Une enquête criminelle est ouverte, avec pour chefs d’accusation homicide volontaire et violence aggravée par trois circonstances (en réunion, masqué et porteur d’armes), ainsi qu’association de malfaiteurs.
Une situation tendue depuis plusieurs années à Lyon
Lyon est le théâtre depuis plusieurs années d’exactions de groupuscules violents d’extrême droite, d’obédiences variées (néonazis, royalistes, identitaires, catholiques réactionnaires…). Ces groupes commettent régulièrement des attaques sur les biens et les personnes, et ce dans une impunité quasi totale.
De nombreux locaux ont pu voir le jour dans le quartier du Vieux Lyon, tristement connu pour ses patrouilles violentes de militants de divers groupuscules d’extrême droite. Les personnes racisées et les mosquées sont leurs principales cibles, ainsi que les Prides, les personnes LGBTI et les militantes féministes, mais aussi les locaux et militant·es de syndicats ou de partis de gauche.

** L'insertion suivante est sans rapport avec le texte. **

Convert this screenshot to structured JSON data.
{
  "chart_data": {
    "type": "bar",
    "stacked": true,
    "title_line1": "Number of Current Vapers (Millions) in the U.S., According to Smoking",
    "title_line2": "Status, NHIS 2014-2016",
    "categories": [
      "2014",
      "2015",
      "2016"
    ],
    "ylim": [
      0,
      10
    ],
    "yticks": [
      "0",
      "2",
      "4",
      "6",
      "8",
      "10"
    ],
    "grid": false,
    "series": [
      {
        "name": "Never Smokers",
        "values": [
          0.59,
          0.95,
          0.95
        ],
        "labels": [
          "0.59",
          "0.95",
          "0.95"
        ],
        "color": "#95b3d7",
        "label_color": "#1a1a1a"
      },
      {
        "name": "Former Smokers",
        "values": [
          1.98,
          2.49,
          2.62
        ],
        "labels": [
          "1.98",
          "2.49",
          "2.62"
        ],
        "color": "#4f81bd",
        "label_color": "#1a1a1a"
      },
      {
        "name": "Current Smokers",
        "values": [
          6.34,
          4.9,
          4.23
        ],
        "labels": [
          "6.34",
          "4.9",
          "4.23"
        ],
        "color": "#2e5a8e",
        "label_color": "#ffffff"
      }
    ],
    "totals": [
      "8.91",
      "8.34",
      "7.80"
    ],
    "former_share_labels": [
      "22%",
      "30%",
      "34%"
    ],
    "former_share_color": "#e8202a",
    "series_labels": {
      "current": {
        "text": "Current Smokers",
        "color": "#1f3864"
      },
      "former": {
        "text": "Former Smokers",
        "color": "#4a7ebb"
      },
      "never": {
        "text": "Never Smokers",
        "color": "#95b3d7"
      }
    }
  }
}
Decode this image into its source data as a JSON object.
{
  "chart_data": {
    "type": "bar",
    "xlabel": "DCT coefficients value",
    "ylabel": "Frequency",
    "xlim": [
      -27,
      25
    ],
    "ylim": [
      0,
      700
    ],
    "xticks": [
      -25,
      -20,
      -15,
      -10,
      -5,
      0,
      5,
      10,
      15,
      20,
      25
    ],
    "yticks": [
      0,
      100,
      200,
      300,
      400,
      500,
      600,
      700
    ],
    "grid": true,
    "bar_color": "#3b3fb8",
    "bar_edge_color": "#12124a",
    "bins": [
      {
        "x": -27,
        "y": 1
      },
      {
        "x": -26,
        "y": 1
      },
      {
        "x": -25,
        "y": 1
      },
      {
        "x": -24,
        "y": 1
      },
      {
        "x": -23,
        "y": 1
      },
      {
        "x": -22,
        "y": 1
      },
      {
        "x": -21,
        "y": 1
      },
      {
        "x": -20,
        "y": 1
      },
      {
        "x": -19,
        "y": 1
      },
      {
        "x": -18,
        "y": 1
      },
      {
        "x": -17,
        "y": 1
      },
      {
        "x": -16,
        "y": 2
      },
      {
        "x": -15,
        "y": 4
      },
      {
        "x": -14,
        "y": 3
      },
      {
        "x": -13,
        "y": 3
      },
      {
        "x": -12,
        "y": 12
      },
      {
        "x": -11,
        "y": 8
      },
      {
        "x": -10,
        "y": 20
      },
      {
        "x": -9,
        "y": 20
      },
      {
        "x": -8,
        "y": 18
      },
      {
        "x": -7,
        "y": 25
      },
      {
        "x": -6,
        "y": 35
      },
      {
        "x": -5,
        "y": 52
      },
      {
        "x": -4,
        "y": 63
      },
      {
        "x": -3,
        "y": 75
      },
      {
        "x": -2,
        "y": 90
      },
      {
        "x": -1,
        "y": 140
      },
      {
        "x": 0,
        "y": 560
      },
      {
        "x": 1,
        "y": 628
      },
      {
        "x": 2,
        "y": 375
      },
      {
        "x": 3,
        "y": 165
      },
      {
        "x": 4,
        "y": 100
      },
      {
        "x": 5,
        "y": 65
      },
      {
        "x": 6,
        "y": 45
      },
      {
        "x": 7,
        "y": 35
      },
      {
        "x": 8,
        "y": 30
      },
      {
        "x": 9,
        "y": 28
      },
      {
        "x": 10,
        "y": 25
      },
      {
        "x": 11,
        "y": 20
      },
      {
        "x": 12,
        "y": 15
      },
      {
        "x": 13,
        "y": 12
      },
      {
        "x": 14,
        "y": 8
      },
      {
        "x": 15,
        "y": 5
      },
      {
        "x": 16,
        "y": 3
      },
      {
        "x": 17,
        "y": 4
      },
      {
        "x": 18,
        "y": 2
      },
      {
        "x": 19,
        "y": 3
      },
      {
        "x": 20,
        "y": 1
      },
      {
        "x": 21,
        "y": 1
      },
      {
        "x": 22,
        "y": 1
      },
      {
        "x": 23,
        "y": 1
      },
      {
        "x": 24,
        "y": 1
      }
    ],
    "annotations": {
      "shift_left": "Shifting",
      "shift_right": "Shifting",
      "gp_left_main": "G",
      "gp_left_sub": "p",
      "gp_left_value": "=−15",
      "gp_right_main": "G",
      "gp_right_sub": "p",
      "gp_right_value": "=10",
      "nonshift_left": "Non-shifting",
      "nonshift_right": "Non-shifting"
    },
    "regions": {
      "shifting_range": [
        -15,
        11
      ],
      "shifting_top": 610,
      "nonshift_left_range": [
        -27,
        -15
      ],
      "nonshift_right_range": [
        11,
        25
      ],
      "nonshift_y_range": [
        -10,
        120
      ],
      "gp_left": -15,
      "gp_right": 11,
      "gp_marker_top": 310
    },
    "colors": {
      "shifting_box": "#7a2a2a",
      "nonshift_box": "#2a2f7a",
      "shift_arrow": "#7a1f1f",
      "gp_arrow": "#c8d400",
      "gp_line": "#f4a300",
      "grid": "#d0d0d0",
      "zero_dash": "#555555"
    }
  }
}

Ces attaques sont violentes (incendies, attaques au couteau…). Rien qu’en janvier 2026, le corps d’Ismaël Aali a été retrouvé au sud de Lyon, des suites d’un guet-apens raciste, tandis qu’Ahmad, lycéen, a été agressé et lacéré par des individus cagoulés dans la banlieue lyonnaise. Ces événements n’ont évidemment pas fait l’objet d’autant d’attention médiatique que la mort de Quentin D.
Cabale médiatique
Le drame survenu le 12 février est le résultat d’un pourrissement de la situation lyonnaise, où les milices d’extrême-droite se sont implantées en profitant de la complaisance des pouvoirs publics locaux. En réaction, des formes d’autodéfense populaire sont nées, comme la Jeune Garde en 2018 – aujourd’hui sous le coup d’une dissolution. Un travail de longue date entre plusieurs organisations politiques, syndicales et associatives sous la bannière «Fermons les locaux fascistes» a consolidé la nécessité locale du combat antifasciste unitaire, face à l’implantation de l’extrême droite.
Les communications hasardeuses de Némésis durant le week-end du décès ont conduit à un emballement médiatique sans précédent. Plusieurs versions successives ont été réfutées au fur et à mesure de la découverte de différentes vidéos et témoignages.
De nombreux·ses militant·es d’extrême droite ont ensuite accusé des militant·es de l’ex-Jeune Garde, en divulguant des informations privées (nom, adresse, numéro de téléphone) de membres présumés. Différent·es responsables politiques de droite et d’extrême droite ont également accusé la France Insoumise d’être responsable du décès du jeune militant.
Profitant de la focalisation politico-médiatique sur les mouvements de gauche, l’extrême-droite s’est déchaînée un peu partout dans le pays lors de la semaine suivante. À Lyon, des tags ont été découverts sur une mosquée, tandis que les locaux des syndicats Solidaires et CGT ainsi que le local LFI de Clermont Ferrand ont été attaqués. Des agressions racistes ont également eu lieu à Toulouse.
Une manifestation néonazie s’est tenue à Lyon samedi 21 février, autorisée par les services de Préfecture malgré des pétitions signées largement et des appels à l’interdire par des élu·es de gauche. Hordes masquées de diverses nuances d’extrême droite ont ainsi pu défiler en ville, insultes racistes et salut nazis étaient évidemment de la partie.
Le déchaînement médiatique et politique en cours encourage et désinhibe ces groupuscules violents, mettant en danger une partie de la population et les militant·es de gauche, en particulier ouvertement antifascistes et/ou insoumis·es. Le manque de front unitaire partisan et syndical antifasciste risque de mettre en difficulté nos capacités de ripostes futures.